営業利益につきましては580億円と、当初目標を据え置くことといたしました。これは、上期の243億円からすれば、下期は337億円と(いうことです)。これは、(目標としては)決して低いものではございません。
下期は、やはり堅調な製品群の出荷が見込めること。とくに、海外のプリンティングインキ、それからポリマなども申し上げられます。そのような中で、製品価格の是正も、これからさらにもう一段対応が進むだろうと見ています。
それから、やはりエレクトロニクス分野を中心に、高付加価値製品(の貢献を見込んでいます)。具体的には、国内のエポキシ樹脂ですとか。これもさらなる数量増(が考えられます)。これは、収益性もいいものですので、ここでの収益増加が期待できるだろうということです。
さらに、やはり機能性顔料関係では(ディスプレイ用の)カラーフィルタ(用顔料)は、上期同様、安定的な出荷が見込めると(いうことです)。シェアも、担当の部門の話ですと、過去にお話しているところは現状を維持、さらに若干ながら拡大傾向にあるという中で、ここも手堅いと見ています。
最後に、サンケミカルが買収した、セキュリティインキの会社(ルミネッセンス)と高純度酸化鉄顔料事業(キャセイ)。この2つの事業の業績の貢献が思った以上に早く、我々の連結業績に効いてくると(いうことです)。とくに、セキュリティ分野関係です。

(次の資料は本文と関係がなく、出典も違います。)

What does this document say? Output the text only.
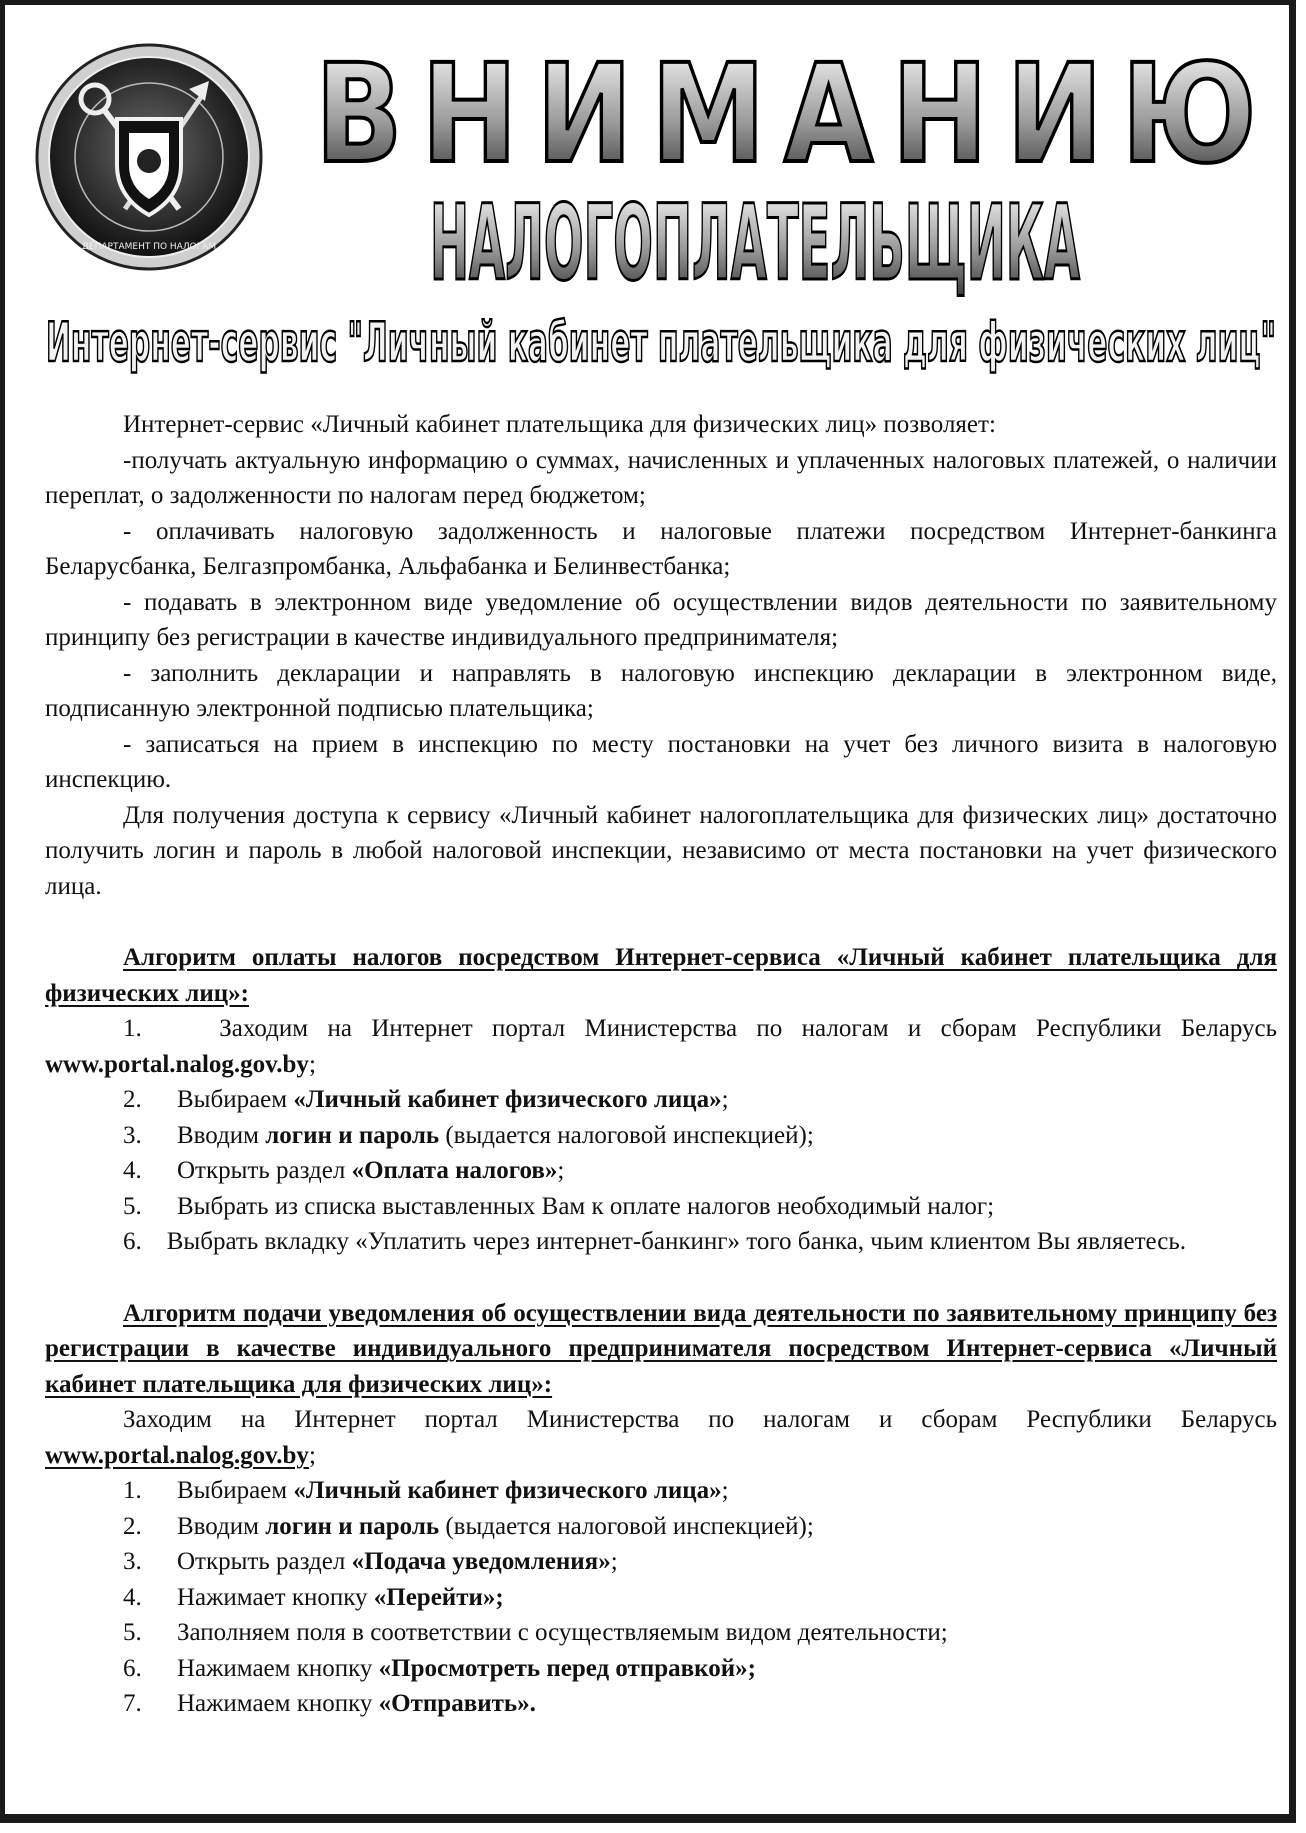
ДЕПАРТАМЕНТ ПО НАЛОГАМ
ВНИМАНИЮ
НАЛОГОПЛАТЕЛЬЩИКА
Интернет-сервис "Личный кабинет плательщика для физических лиц"

Интернет-сервис «Личный кабинет плательщика для физических лиц» позволяет:

-получать актуальную информацию о суммах, начисленных и уплаченных налоговых платежей, о наличии переплат, о задолженности по налогам перед бюджетом;

- оплачивать налоговую задолженность и налоговые платежи посредством Интернет-банкинга Беларусбанка, Белгазпромбанка, Альфабанка и Белинвестбанка;

- подавать в электронном виде уведомление об осуществлении видов деятельности по заявительному принципу без регистрации в качестве индивидуального предпринимателя;

- заполнить декларации и направлять в налоговую инспекцию декларации в электронном виде, подписанную электронной подписью плательщика;

- записаться на прием в инспекцию по месту постановки на учет без личного визита в налоговую инспекцию.

Для получения доступа к сервису «Личный кабинет налогоплательщика для физических лиц» достаточно получить логин и пароль в любой налоговой инспекции, независимо от места постановки на учет физического лица.

Алгоритм оплаты налогов посредством Интернет-сервиса «Личный кабинет плательщика для физических лиц»:

1.	Заходим на Интернет портал Министерства по налогам и сборам Республики Беларусь www.portal.nalog.gov.by;
2. Выбираем «Личный кабинет физического лица»;
3. Вводим логин и пароль (выдается налоговой инспекцией);
4. Открыть раздел «Оплата налогов»;
5. Выбрать из списка выставленных Вам к оплате налогов необходимый налог;
6. Выбрать вкладку «Уплатить через интернет-банкинг» того банка, чьим клиентом Вы являетесь.

Алгоритм подачи уведомления об осуществлении вида деятельности по заявительному принципу без регистрации в качестве индивидуального предпринимателя посредством Интернет-сервиса «Личный кабинет плательщика для физических лиц»:

Заходим на Интернет портал Министерства по налогам и сборам Республики Беларусь www.portal.nalog.gov.by;

1. Выбираем «Личный кабинет физического лица»;
2. Вводим логин и пароль (выдается налоговой инспекцией);
3. Открыть раздел «Подача уведомления»;
4. Нажимает кнопку «Перейти»;
5. Заполняем поля в соответствии с осуществляемым видом деятельности;
6. Нажимаем кнопку «Просмотреть перед отправкой»;
7. Нажимаем кнопку «Отправить».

そのあたりのビジネスが、さっそくサンケミカルのシナジー効果に結びついて、売上の増加が見込めるところを含めて、後半の目標値の達成は、「チャレンジングであるが、十分に見込めるだろう」という背景がございます。
為替レートにつきましては、(2018年)6月末のレートを先延ばししまして、ここ(のスライド)に記載されているとおりでございます。
経常利益・純利益につきましては、特殊要因はとくにございませんので、この営業利益の達成をベースに、それぞれ(経常利益で)580億円・(純利益で)400億円を見込めると考えています。
年間配当につきましても、ご説明しているとおり、5円増配の125円です。
財務体質面では、有利子負債については、手元流動性を増やしています。後半もいくつかのM&Aを計画していますが、それを含めて、有利子負債の着地点は2,650億円くらい。D/Cレシオで見ると、43パーセント弱くらいかなと見ています。
設備投資の510億円は、昨年(2017年)は太陽ホールディングスの買収により、資本を19.5パーセント取得しましたので、114億円の減少となりますが、設備投資に加えて、投融資も含めた合計値でございます。
通期のセグメント別業績見通し
セグメントごとには、今はちょっと、具体的にはお話しいたしません。(ここまで)お話ししたような背景が、数字としてここ(のスライド)に記載されていますので、ご覧いただければと思います。
以上のようなことで、(上期)全般としては、営業利益の目標値が計画・前年より少し下回りましたが、(下期は)現在の景況感・値上げ、さらに戦略的なアイテムの増販を見込みまして、収益については、当初見込みをぜひとも達成したいと思っています。
以上、ご説明申し上げました。ありがとうございました。